The tragic Covid toll only hints at the suffering of millions more Americans mourning loved ones. Julie Bosman poignantly profiles some of those who have lost family members, spouses and friends and are grieving in a nation that wants to move on in the “The Lost Americans”:

A widow in North Carolina whose husband died of Covid-19 feels crushed when she hears people talk casually about life in America returning to normal. I will never go back to normal, she thinks to herself. I still feel as though I am missing a limb.

A man in New York City who lost his wife to Covid ruminates on the days before she got sick two years ago. He worries that he brought the virus into their apartment, wonders if her death was his fault and asks the unanswerable: Why did he survive Covid, but she did not?

A woman in Minnesota whose mother died from the coronavirus is mired in what she calls “Covid grief.” It deepens when she sees the pandemic mentioned on Facebook, when someone says how happy they are to be reuniting with loved ones again, when she is forced to listen to chatter of masks or politics or vaccines.

“There’s a reminder of how she died, literally every single day, multiple times a day,” said Erin Reiner, whose mother, Gwen Wilson, was a champion bowler and quilter in Kansas until her death at the age of 72.

For more than two years, Americans have made their way through a pandemic that has upended plans, brought tumult and despair, and sickened millions.

But one group has been forced onto a separate path. These are the loved ones of the nearly one million people in the United States who have now died of Covid-19, a catastrophic toll that reflects a death rate higher than in almost any other wealthy country.

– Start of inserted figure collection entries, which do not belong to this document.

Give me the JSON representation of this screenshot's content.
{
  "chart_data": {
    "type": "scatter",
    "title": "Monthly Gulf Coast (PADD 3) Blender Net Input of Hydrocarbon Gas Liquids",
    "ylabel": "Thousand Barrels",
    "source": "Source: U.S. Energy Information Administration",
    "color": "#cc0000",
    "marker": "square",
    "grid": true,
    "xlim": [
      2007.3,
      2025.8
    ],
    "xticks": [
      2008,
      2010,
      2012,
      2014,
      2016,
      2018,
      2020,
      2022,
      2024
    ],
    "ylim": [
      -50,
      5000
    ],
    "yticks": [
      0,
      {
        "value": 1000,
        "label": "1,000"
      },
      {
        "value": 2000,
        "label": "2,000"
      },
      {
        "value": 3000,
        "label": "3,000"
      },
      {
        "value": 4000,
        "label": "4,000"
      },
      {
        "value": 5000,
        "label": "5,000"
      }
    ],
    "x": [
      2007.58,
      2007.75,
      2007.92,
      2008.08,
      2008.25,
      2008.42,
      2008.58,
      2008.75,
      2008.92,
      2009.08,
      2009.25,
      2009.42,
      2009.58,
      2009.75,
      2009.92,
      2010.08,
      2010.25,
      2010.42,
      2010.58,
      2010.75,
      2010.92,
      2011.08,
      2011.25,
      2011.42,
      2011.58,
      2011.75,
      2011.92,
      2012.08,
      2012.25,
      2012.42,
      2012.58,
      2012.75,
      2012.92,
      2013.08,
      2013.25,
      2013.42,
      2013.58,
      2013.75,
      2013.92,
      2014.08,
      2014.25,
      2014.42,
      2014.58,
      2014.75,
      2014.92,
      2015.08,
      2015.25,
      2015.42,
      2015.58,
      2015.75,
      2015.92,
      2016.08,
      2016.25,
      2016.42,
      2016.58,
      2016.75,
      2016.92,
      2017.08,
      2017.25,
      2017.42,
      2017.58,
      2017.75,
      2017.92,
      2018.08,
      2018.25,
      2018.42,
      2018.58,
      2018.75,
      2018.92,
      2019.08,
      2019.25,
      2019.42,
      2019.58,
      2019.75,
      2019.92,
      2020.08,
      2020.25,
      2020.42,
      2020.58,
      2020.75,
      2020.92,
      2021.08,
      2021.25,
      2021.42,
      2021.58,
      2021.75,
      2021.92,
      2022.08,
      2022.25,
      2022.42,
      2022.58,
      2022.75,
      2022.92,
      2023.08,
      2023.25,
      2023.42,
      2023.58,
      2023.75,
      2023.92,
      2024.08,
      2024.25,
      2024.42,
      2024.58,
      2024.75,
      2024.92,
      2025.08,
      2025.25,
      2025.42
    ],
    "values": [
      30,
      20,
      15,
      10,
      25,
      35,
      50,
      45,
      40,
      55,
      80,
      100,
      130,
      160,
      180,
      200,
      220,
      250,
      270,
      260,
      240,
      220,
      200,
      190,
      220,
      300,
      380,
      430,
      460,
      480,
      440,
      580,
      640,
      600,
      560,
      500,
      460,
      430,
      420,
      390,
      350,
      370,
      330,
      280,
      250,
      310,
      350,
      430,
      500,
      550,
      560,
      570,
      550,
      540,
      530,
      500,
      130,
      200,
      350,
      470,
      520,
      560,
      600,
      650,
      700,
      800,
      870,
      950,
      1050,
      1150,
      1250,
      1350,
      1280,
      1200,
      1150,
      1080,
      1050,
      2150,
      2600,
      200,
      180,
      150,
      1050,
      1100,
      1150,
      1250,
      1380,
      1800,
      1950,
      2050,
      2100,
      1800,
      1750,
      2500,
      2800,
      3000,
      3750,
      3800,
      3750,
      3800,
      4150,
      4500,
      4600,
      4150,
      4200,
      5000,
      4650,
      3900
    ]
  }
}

These families have walked a path in isolation, mourning and anger. They are carrying a grief that feels lonely, permanent and agonizingly removed from the country’s shared journey.

Students, read the rest of one or both of the articles, then tell us:

  • What is your reaction to the staggering Covid death toll? What thoughts and emotions does this tragic milestone evoke for you?

  • How does reading the stories of those who lost loved ones during the pandemic, chronicled by Ms. Bosman, affect and move you? Do any of the stories resonate with your own experiences and feelings?

  • “We are a country with the best doctors in the world, we got a vaccine in an astoundingly short period of time, and yet we’ve had so many deaths,” Mary T. Bassett, the health commissioner for New York State, said of this tragic milestone. She added: “It really should be a moment for us all to reflect on what sort of society we want to have.” How would you respond to her perspective? How has the pandemic and the extraordinary loss of life affected how you think about American society?

  • The Times writes that some demographic groups, occupations and communities, such as the nation’s oldest residents, as well as Black and Hispanic people, have been far more vulnerable than others. What does that make you think or feel? What does this say about our nation?

  • What is the importance of noting these tragic milestones? Do you think that the United States has appropriately acknowledged and reckoned with this national tragedy? Why or why not? How else might we as a nation commemorate and mourn the one million lives that have been lost during the coronavirus pandemic?

  • In what ways have you and your community recognized the toll of the pandemic, if at all? What more do you think you could do?

  • Loss is intensely personal, so please only share your experiences if you feel comfortable. If you or your family has lost a loved one to Covid, you might use this space to share something about that person. Tell us what that person was most passionate about or what you miss most about your loved one.